In "The Information Gap: Much Talk, Little Progress," Dennis P. Jones ends with a call to action: It's time to make the case for higher ed.
Despite all the hue and cry about student learning since 2000, we have actually taken a step backward in gathering comparable state-level data. Most of the movement in the last eight years has focused on individual campuses and systems, through efforts such as the Collegiate Learning Assessment and the Voluntary System of Accountability. Perhaps the biggest step backward has been in the measurement of adult skills. The number of states participating in the National Assessment of Adult Literacy (NAAL) fell from 13 in 1992 to just six in 2003, and the 2003 data are still not available for all the participating states.

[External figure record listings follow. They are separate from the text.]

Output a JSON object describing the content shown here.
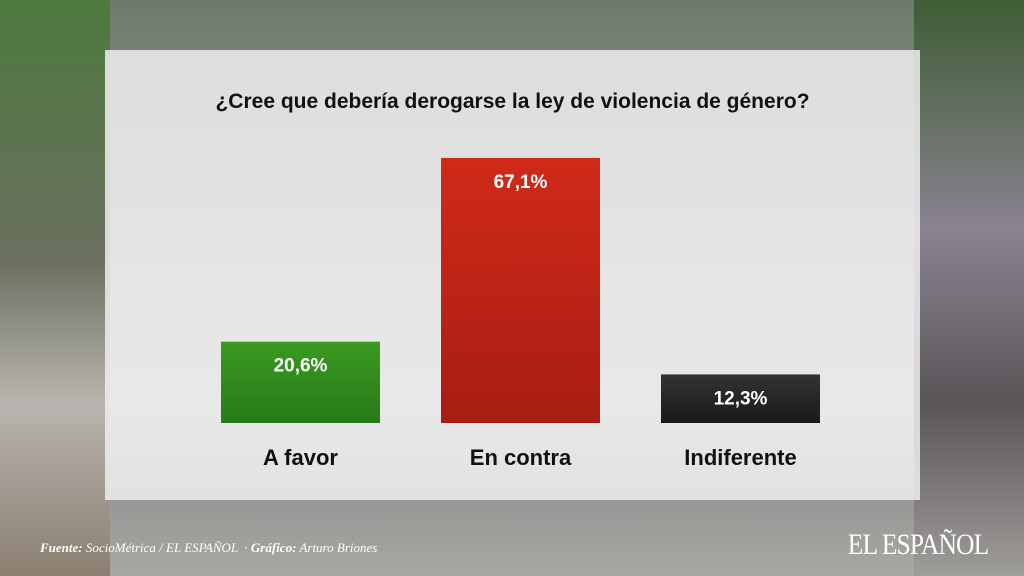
{
  "chart_data": {
    "type": "bar",
    "title": "¿Cree que debería derogarse la ley de violencia de género?",
    "categories": [
      "A favor",
      "En contra",
      "Indiferente"
    ],
    "values": [
      20.6,
      67.1,
      12.3
    ],
    "value_labels": [
      "20,6%",
      "67,1%",
      "12,3%"
    ],
    "colors": [
      "#2e8a1c",
      "#c4261a",
      "#222222"
    ],
    "unit": "%",
    "grid": false
  },
  "footer": {
    "source_label": "Fuente:",
    "source": "SocioMétrica / EL ESPAÑOL",
    "sep": "·",
    "credit_label": "Gráfico:",
    "credit": "Arturo Briones"
  },
  "logo": "EL ESPAÑOL"
}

In just a few weeks, state legislatures will convene to face the biggest budget crisis in a generation. Unfortunately, they will have to make difficult decisions about priorities without the benefit of better information about the most urgent needs for getting more students to and through college at a price they can afford. This makes it more likely that we will see the usual responses — raising tuition, capping enrollment, cutting across-the-board — that will put states further behind in the race to grow a competitive work force.

We can fix this. It is time for every state — and the nation — to commit to getting the information needed to increase the size of our college-educated population, and to halt the worrisome slide of the United States relative to other advanced nations on higher education outcomes.